Secondo il vostro report “Vita da Manager”, oltre il 40% del tempo dei manager è speso in attività manuali e ripetitive. Quale sarà, secondo te, il punto di svolta che permetterà all’AI di liberare davvero questo tempo e dare ai leader la possibilità di concentrarsi di nuovo sulle persone?
«Il punto di svolta arriverà quando l’AI diventerà parte attiva del flusso di lavoro, non solo uno strumento esterno di supporto.
Con Factorial One, l’agente AI non si limita ad analizzare i dati: può eseguire azioni reali, come generare report, creare job description o suggerire piani di formazione e sviluppo. Quando l’intelligenza artificiale riuscirà a eliminare il “rumore operativo” e a restituire tempo di qualità ai manager – tempo per pensare, ascoltare e guidare – allora avremo raggiunto il vero obiettivo dell’automazione intelligente».
Factorial è cresciuta rapidamente, superando i 100 milioni di ARR e ampliandosi in tutta Europa. Come riuscite a mantenere coerenza tecnologica e culturale per una piattaforma AI in un contesto così globale e in continua evoluzione?
«La chiave è una visione tecnologica unificata e una cultura fortemente condivisa.
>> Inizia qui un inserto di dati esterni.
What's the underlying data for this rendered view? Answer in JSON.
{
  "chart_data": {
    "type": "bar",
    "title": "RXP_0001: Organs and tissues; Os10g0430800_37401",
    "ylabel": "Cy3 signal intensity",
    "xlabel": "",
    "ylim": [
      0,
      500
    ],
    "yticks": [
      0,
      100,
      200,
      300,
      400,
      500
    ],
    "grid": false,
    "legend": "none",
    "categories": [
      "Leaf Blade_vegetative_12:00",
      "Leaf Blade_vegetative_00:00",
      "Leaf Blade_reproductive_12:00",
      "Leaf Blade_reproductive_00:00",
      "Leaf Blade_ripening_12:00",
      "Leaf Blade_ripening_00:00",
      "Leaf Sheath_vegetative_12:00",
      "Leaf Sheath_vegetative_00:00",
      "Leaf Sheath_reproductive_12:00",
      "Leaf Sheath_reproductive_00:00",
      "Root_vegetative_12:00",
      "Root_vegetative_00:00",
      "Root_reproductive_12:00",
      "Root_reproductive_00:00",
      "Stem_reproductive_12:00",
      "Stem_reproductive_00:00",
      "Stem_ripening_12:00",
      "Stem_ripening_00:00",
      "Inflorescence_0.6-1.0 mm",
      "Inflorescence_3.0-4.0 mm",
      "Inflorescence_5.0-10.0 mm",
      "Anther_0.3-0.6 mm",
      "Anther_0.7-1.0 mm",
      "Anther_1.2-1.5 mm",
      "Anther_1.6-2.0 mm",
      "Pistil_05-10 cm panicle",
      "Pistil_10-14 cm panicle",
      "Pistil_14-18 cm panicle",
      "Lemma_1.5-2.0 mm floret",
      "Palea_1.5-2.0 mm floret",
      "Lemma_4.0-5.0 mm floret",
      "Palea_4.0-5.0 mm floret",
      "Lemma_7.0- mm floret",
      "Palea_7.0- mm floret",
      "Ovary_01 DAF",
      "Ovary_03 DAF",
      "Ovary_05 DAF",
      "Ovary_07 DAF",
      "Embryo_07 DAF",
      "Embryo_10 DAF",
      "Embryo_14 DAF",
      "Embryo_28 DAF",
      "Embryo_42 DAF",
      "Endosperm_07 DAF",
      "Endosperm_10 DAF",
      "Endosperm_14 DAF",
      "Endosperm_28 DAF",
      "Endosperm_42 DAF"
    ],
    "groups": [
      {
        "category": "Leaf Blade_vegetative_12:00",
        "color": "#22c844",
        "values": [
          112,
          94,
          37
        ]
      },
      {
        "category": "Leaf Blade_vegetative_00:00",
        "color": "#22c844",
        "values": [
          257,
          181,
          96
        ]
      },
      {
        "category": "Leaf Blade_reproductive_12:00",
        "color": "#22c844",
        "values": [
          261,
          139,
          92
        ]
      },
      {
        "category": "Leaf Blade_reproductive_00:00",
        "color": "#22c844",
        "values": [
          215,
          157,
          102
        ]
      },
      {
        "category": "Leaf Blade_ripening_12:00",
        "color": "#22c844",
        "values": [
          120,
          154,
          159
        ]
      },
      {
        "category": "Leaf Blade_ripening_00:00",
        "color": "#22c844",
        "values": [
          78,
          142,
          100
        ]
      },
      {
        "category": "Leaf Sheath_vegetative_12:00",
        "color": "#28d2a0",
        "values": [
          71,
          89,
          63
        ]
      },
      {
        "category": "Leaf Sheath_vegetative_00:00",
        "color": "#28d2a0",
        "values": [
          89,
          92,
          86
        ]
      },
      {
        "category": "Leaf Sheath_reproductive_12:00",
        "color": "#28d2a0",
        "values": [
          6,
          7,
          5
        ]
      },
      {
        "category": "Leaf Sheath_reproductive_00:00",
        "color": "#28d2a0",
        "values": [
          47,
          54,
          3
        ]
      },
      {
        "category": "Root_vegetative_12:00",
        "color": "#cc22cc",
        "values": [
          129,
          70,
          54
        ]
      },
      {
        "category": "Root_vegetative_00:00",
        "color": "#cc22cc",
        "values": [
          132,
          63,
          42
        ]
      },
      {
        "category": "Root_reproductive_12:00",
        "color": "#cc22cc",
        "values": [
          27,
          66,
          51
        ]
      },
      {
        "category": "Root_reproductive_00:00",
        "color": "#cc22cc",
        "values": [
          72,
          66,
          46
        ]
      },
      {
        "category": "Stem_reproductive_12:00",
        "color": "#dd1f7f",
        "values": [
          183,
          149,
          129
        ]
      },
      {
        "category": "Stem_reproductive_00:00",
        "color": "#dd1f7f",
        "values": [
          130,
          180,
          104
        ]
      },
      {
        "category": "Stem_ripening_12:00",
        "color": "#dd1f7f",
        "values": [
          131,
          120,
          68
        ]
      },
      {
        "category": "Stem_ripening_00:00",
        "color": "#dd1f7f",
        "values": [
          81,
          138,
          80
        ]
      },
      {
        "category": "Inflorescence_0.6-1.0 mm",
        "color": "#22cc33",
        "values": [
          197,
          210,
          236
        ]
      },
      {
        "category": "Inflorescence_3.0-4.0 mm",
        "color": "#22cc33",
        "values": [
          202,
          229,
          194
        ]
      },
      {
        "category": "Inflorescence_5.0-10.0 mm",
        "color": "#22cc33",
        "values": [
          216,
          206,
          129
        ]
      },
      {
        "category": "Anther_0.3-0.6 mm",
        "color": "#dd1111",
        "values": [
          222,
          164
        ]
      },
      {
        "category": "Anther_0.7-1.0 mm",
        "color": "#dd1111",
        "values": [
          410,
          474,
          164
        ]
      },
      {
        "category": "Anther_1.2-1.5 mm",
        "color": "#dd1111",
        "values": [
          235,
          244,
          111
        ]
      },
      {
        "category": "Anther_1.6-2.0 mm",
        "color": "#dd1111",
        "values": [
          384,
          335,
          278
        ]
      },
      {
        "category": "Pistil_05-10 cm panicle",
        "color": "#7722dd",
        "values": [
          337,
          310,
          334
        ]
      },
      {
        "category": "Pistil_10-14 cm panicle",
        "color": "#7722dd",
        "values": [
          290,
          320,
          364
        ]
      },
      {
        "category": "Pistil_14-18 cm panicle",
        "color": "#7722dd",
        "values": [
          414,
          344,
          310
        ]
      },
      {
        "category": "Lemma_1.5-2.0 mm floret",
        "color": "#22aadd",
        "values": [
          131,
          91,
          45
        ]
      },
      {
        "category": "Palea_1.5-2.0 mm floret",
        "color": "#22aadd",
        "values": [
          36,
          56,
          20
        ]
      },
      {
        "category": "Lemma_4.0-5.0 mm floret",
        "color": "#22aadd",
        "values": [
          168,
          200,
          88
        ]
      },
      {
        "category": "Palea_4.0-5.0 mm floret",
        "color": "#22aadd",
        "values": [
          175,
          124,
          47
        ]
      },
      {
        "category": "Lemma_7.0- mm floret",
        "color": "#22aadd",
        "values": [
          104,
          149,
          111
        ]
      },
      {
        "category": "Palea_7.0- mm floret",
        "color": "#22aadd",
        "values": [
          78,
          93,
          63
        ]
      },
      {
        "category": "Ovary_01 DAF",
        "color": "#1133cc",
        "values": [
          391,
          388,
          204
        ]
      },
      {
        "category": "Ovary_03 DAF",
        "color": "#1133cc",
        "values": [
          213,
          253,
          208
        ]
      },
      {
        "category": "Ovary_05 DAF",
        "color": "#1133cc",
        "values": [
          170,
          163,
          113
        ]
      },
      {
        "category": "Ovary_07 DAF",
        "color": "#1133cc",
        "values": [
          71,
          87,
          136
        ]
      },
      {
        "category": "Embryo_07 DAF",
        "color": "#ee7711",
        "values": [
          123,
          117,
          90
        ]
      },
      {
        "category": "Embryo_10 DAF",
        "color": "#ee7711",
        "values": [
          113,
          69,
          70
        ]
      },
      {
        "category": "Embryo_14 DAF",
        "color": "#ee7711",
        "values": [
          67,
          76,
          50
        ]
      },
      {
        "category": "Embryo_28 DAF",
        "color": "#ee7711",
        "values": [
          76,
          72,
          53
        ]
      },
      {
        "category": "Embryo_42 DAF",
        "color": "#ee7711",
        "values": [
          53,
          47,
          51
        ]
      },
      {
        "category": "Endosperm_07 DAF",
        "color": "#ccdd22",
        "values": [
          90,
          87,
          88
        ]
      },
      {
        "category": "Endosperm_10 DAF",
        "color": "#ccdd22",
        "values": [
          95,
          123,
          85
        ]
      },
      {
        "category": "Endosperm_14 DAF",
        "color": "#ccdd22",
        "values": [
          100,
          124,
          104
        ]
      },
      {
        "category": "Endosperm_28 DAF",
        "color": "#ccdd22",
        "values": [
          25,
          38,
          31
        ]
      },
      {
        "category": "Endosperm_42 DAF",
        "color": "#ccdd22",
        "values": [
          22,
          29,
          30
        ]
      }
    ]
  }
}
Dal punto di vista tecnico, investiamo molto nella scalabilità dell’architettura e in standard comuni che ci permettono di evolverci rapidamente senza frammentazione.
Sul piano umano, promuoviamo una cultura ingegneristica basata sulla collaborazione e sull’impatto concreto. Incoraggiamo i nostri sviluppatori a parlare direttamente con i clienti, per capire davvero quale problema stanno risolvendo e perché.
Solo così si può creare un prodotto che sia veramente utile per l’utente finale, evitando di costruire qualcosa che funziona perfettamente sulla carta ma fallisce nella realtà».
Guardando al futuro dell’AI nel mondo HR, pensi che l’obiettivo sarà rendere i manager “più efficienti” o “meno soli”? E come può l’AI contribuire a creare un nuovo equilibrio tra produttività, empatia e benessere nelle organizzazioni?
«Credo che il futuro dell’AI non riguardi solo l’efficienza, ma il potenziamento della connessione umana attraverso la tecnologia.
L’intelligenza artificiale deve liberare le persone dalle attività ripetitive, così che possano concentrarsi su ciò che conta davvero: le relazioni, la crescita e la cultura aziendale. In questo senso, l’AI può diventare un alleato silenzioso ma potente, offrendo ai manager strumenti migliori per comprendere e supportare i propri team.
Non si tratta di sostituire l’empatia, ma di creare le condizioni perché possa prosperare».